Morgan Freeman est-il libraire ou enquêteur ? C’est une énigme en soi, suivant ce qu’il tient dans ses mains : un livre ou un revolver. Si l’homme passera vraisemblablement la main à la fin de cette enquête infernale, nul doute que son Mac ne prendra jamais sa retraite : c’est un intemporel.
Bien. Nous voilà au bout de cette histoire et bien sûr, vous avez certainement beaucoup d'autres imperméables au cinéma en tête. En attendant de découvrir vos inspirations dans les commentaires, que diriez-vous d'un poème, pour finir ?
20. Le trench, le poème et la guitare
«The Limits of control» (Jim Jarmusch, 2009)
Comment conclure cette épopée à travers le trench, le mac et l’imperméable au cinéma sinon avec un film lui-même en forme de jeu de pistes ? C’est l’idée de cette Bobine : vous proposer des idées de films et de tenues, des pistes à relier selon votre rythme et vos envies.
Le style, c’est un passionnant travail à faire sur soi et son vestiaire - un travail au long cours et peut-être même sans véritable fin.
Pour l’illustrer, on pourrait prendre exemple sur «The Limits Of Control», un film de Jim Jarmusch qui voyage, rencontre, expérimente et ne s’arrête pas.
Il est ainsi question d’un homme en costume moiré qui va de ville en ville, d’indice en indice, jusqu’au terme supposé de sa mission. C’est un éternel recommencement, se dit-on alors.
Ce pourrait être un troubadour, sauf que son métier, on le comprend bien vite, est loin d’être aussi bohème et recommandable : c’est un tueur professionnel et il est interprété par Isaach de Bankolé, un habitué du cinéma de Jim Jarmusch et de Claire Denis .
Son voyage bien sûr a quelque chose du road-trip, de la devinette et de la Carte au Trésor : il n’est même pas tellement question de la finalité de sa mission. Il voyage, attend, recueille des informations, des messages codés et des boites d’allumettes.
Ses costumes sont toujours impeccables, inspirés par Tom Ford. Parmi ses petites habitudes : la méditation, et boire deux cafés dans des tasses séparées.
C’est toujours un peu mystérieux, et le film a quelque chose qui rappelle bien d’autres cinéastes : Michelangelo Antonioni, Jacques Rivette, Alfred Hitchcock, Aki Kaurismaki…
Parmi ses étranges rencontres, chacune a son style bien à elle et ça ressemble parfois à un défilé de mode : raincoat transparent et nudité pour Paz de la Huerta, ensemble western blanc et beige incluant trench, boots et chapeau de cowboy pour Tilda Swinton, esprit denim et western pour Gael Garcia Bernal ou bien encore costume pour le fidèle Bill Murray.
Aucun d’eux n’arrive cependant à la cheville du personnage vieillissant de John Hurt. On ne sait rien de lui si ce n’est qu’il porte une magnifique guitare dans son étui, un trench camel, une écharpe à carreaux, un chapeau et des lunettes noires.
C’est un personnage avec un truc en plus, et s’il n’y a qu’une chose qu’on attend de cette rencontre, c’est bien qu’il sorte la guitare de son étui et commence à jouer quelques notes. Cet instant n’arrivera jamais.

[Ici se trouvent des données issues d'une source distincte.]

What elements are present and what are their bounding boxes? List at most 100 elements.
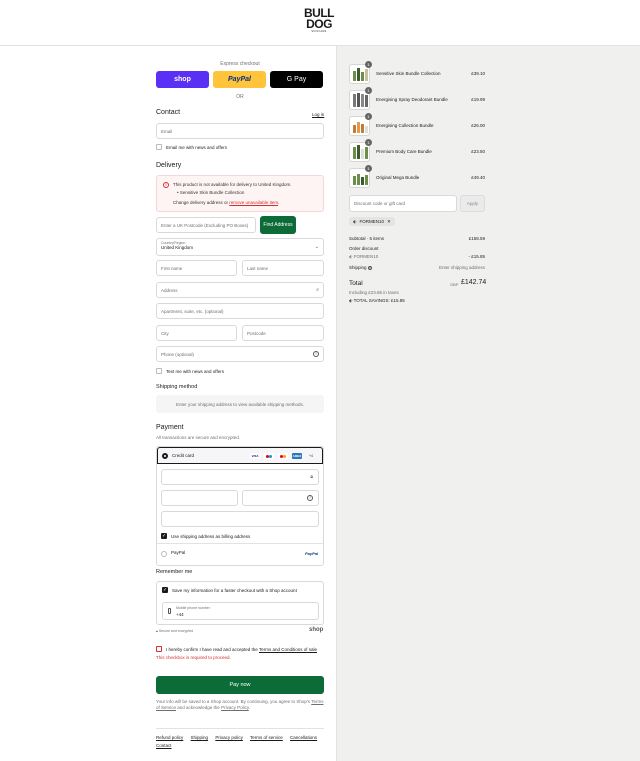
secure-note: 🔒︎ Secure and encrypted <box>156 629 193 633</box>
city-field[interactable]: City <box>156 325 237 341</box>
privacy-policy-link[interactable]: Privacy policy <box>215 735 243 740</box>
alert-icon: ! <box>163 182 169 188</box>
quantity-badge: 1 <box>365 87 372 94</box>
country-select[interactable]: Country/Region United Kingdom ⌄ <box>156 238 324 256</box>
text-me-label: Text me with news and offers <box>166 369 224 374</box>
phone-field[interactable]: Phone (optional) ? <box>156 346 324 362</box>
shipping-method-heading: Shipping method <box>156 384 198 390</box>
more-cards-badge: +4 <box>309 454 313 458</box>
first-name-field[interactable]: First name <box>156 260 237 276</box>
disclaimer-end: . <box>248 705 251 710</box>
item-name: Energising Collection Bundle <box>376 123 434 128</box>
help-icon[interactable]: ? <box>313 351 319 357</box>
text-me-checkbox[interactable] <box>156 368 162 374</box>
credit-card-radio[interactable] <box>162 453 168 459</box>
or-divider: OR <box>236 94 244 100</box>
item-price: £19.99 <box>471 97 485 102</box>
logo-line-2: DOG <box>306 17 332 31</box>
cart-item: 1 Energising Spray Deodorant Bundle £19.… <box>349 87 485 110</box>
quantity-badge: 1 <box>365 61 372 68</box>
shop-logo: shop <box>309 627 324 633</box>
delivery-alert: ! This product is not available for deli… <box>156 175 324 212</box>
terms-of-service-link[interactable]: Terms of service <box>250 735 283 740</box>
cart-item: 1 Premium Body Care Bundle £23.50 <box>349 139 485 162</box>
phone-placeholder: Phone (optional) <box>161 351 195 357</box>
item-name: Premium Body Care Bundle <box>376 149 432 154</box>
disclaimer-text: Your info will be saved to a Shop accoun… <box>156 699 311 704</box>
cancellations-link[interactable]: Cancellations <box>290 735 317 740</box>
footer-links: Refund policy Shipping Privacy policy Te… <box>156 734 324 750</box>
remove-discount-icon[interactable]: ✕ <box>387 219 391 225</box>
name-on-card-field[interactable] <box>161 511 319 527</box>
card-number-field[interactable]: 🔒︎ <box>161 469 319 485</box>
google-pay-button[interactable]: G Pay <box>270 71 323 88</box>
paypal-radio[interactable] <box>161 551 167 557</box>
subtotal-value: £158.59 <box>468 236 485 241</box>
shop-disclaimer: Your info will be saved to a Shop accoun… <box>156 699 324 711</box>
lock-icon: 🔒︎ <box>310 474 313 480</box>
shipping-row: Shipping ? Enter shipping address <box>349 265 485 270</box>
mobile-label: Mobile phone number <box>176 606 210 610</box>
save-info-checkbox[interactable]: ✓ <box>162 587 168 593</box>
search-icon: ⌕ <box>316 287 319 293</box>
shipping-label: Shipping <box>349 265 367 270</box>
terms-checkbox[interactable] <box>156 646 162 652</box>
save-info-label: Save my information for a faster checkou… <box>172 588 297 593</box>
subtotal-row: Subtotal · 5 items £158.59 <box>349 236 485 241</box>
item-price: £26.00 <box>471 123 485 128</box>
disclaimer-and: and acknowledge the <box>177 705 220 710</box>
secure-text: Secure and encrypted <box>158 629 194 633</box>
postcode-lookup-field[interactable]: Enter a UK Postcode (Excluding PO Boxes) <box>156 217 256 233</box>
pay-now-button[interactable]: Pay now <box>156 676 324 694</box>
shop-privacy-link[interactable]: Privacy Policy <box>221 705 249 710</box>
total-value: £142.74 <box>461 279 487 286</box>
terms-link[interactable]: Terms and Conditions of sale <box>259 647 317 652</box>
brand-logo[interactable]: BULL DOG SKINCARE <box>303 7 335 38</box>
paypal-logo: PayPal <box>305 551 319 556</box>
maestro-icon <box>264 453 274 459</box>
email-field[interactable]: Email <box>156 123 324 139</box>
security-code-field[interactable]: ? <box>242 490 319 506</box>
refund-policy-link[interactable]: Refund policy <box>156 735 183 740</box>
apartment-field[interactable]: Apartment, suite, etc. (optional) <box>156 303 324 319</box>
remember-heading: Remember me <box>156 569 193 575</box>
shipping-link[interactable]: Shipping <box>191 735 209 740</box>
shipping-value: Enter shipping address <box>438 265 485 270</box>
help-icon[interactable]: ? <box>307 495 313 501</box>
lock-icon: 🔒︎ <box>156 629 158 633</box>
paypal-button[interactable]: PayPal <box>213 71 266 88</box>
remove-unavailable-link[interactable]: remove unavailable item <box>229 200 278 205</box>
total-label: Total <box>349 280 363 287</box>
help-icon[interactable]: ? <box>367 266 372 270</box>
apply-button[interactable]: Apply <box>460 195 485 212</box>
login-link[interactable]: Log in <box>312 112 324 117</box>
credit-card-option[interactable]: Credit card VISA AMEX +4 <box>157 447 323 464</box>
find-address-button[interactable]: Find Address <box>260 216 296 234</box>
address-field[interactable]: Address ⌕ <box>156 282 324 298</box>
news-checkbox[interactable] <box>156 144 162 150</box>
item-name: Original Mega Bundle <box>376 175 420 180</box>
header: BULL DOG SKINCARE <box>0 0 640 46</box>
cart-item: 1 Energising Collection Bundle £26.00 <box>349 113 485 136</box>
last-name-field[interactable]: Last name <box>242 260 324 276</box>
contact-link[interactable]: Contact <box>156 743 172 748</box>
discount-code-field[interactable]: Discount code or gift card <box>349 195 457 212</box>
terms-text: I hereby confirm I have read and accepte… <box>166 647 258 652</box>
remember-me-box: ✓ Save my information for a faster check… <box>156 581 324 625</box>
billing-checkbox[interactable]: ✓ <box>161 533 167 539</box>
contact-heading: Contact <box>156 109 181 116</box>
discount-row: ⬖ FORMEN10 - £15.85 <box>349 254 485 260</box>
item-price: £49.40 <box>471 175 485 180</box>
chevron-down-icon: ⌄ <box>314 244 319 250</box>
quantity-badge: 1 <box>365 165 372 172</box>
discount-code: FORMEN10 <box>353 254 379 259</box>
alert-instruction: Change delivery address or remove unavai… <box>173 200 279 205</box>
payment-heading: Payment <box>156 424 184 431</box>
expiry-field[interactable] <box>161 490 238 506</box>
item-name: Energising Spray Deodorant Bundle <box>376 97 448 102</box>
shop-pay-button[interactable]: shop <box>156 71 209 88</box>
postcode-field[interactable]: Postcode <box>242 325 324 341</box>
mobile-field[interactable]: Mobile phone number +44 <box>162 602 319 620</box>
total-savings: ⬖ TOTAL SAVINGS: £15.85 <box>349 298 405 304</box>
divider <box>157 543 323 544</box>
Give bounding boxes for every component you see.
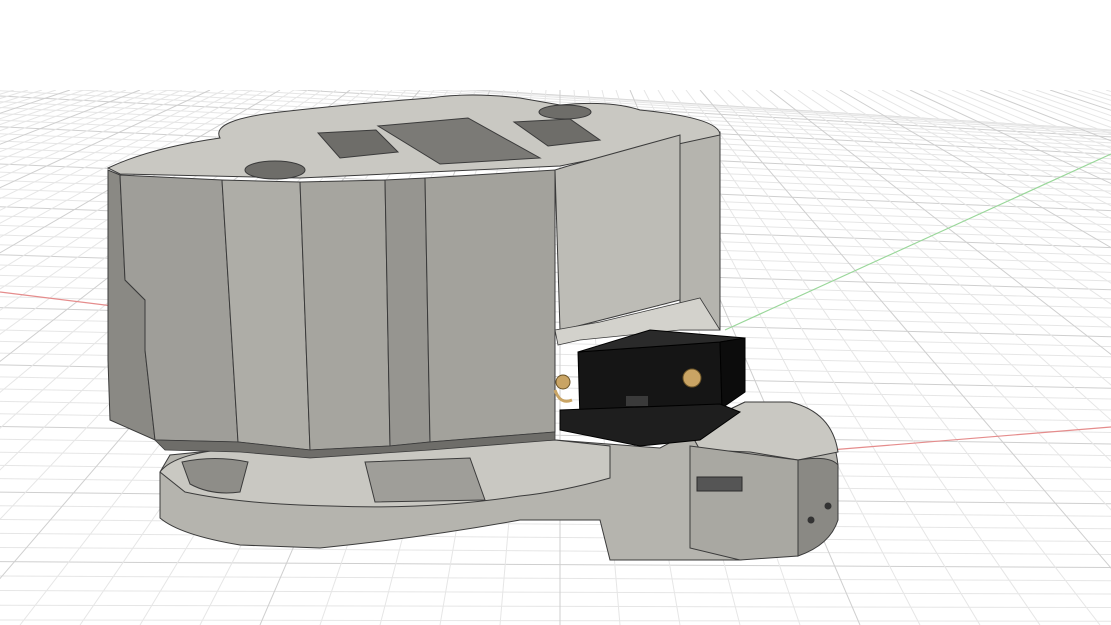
grid-line (0, 590, 1111, 595)
grid-line (0, 604, 1111, 609)
top-hole-right (538, 104, 592, 120)
grid-line (937, 89, 1111, 166)
base-slot (696, 476, 743, 492)
connector (553, 329, 746, 447)
base-right-block-end (797, 457, 839, 557)
grid-line (0, 89, 57, 109)
grid-line (0, 89, 43, 104)
grid-line (0, 546, 1111, 555)
base-right-block-front (689, 445, 799, 561)
grid-line (0, 89, 99, 126)
viewport-canvas[interactable] (0, 0, 1111, 625)
grid-line (0, 89, 127, 138)
housing-right-face (554, 134, 681, 331)
housing-facet-3 (299, 179, 391, 451)
cad-viewport[interactable] (0, 0, 1111, 625)
grid-line (797, 89, 1111, 305)
grid-line (1007, 89, 1111, 128)
brass-pin-1 (682, 368, 702, 388)
grid-line (769, 89, 1111, 356)
housing-facet-5 (424, 169, 556, 443)
grid-line (909, 89, 1111, 185)
grid-line (825, 89, 1111, 266)
grid-line (1105, 89, 1111, 93)
brass-pin-2 (555, 374, 571, 390)
connector-body-side (719, 337, 746, 409)
sky-area (0, 0, 1111, 90)
connector-latch (626, 396, 648, 406)
grid-line (1049, 89, 1111, 111)
grid-line (993, 89, 1111, 135)
grid-line (0, 532, 1111, 543)
screw-hole-1 (807, 516, 815, 524)
grid-line (1091, 89, 1111, 97)
housing-facet-4 (384, 177, 431, 447)
y-axis-line (724, 153, 1111, 331)
screw-hole-2 (824, 502, 832, 510)
top-hole-left (244, 160, 306, 180)
base-pocket (364, 457, 486, 503)
grid-line (811, 89, 1111, 284)
grid-line (0, 619, 1111, 622)
grid-line (839, 89, 1111, 249)
grid-line (0, 89, 15, 95)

Alors à défaut, et puisqu’il faut bien inscrire un poème de fin sur cette guitare, un classique du maitre brésilien Baden Powell. Juste pour vous dire que le soleil, l’été, tout cela n’est plus très loin. D’ici là, profitez-en pour essayer ou porter encore un peu le trench, le mac ou un autre imperméable. A vous de jouer.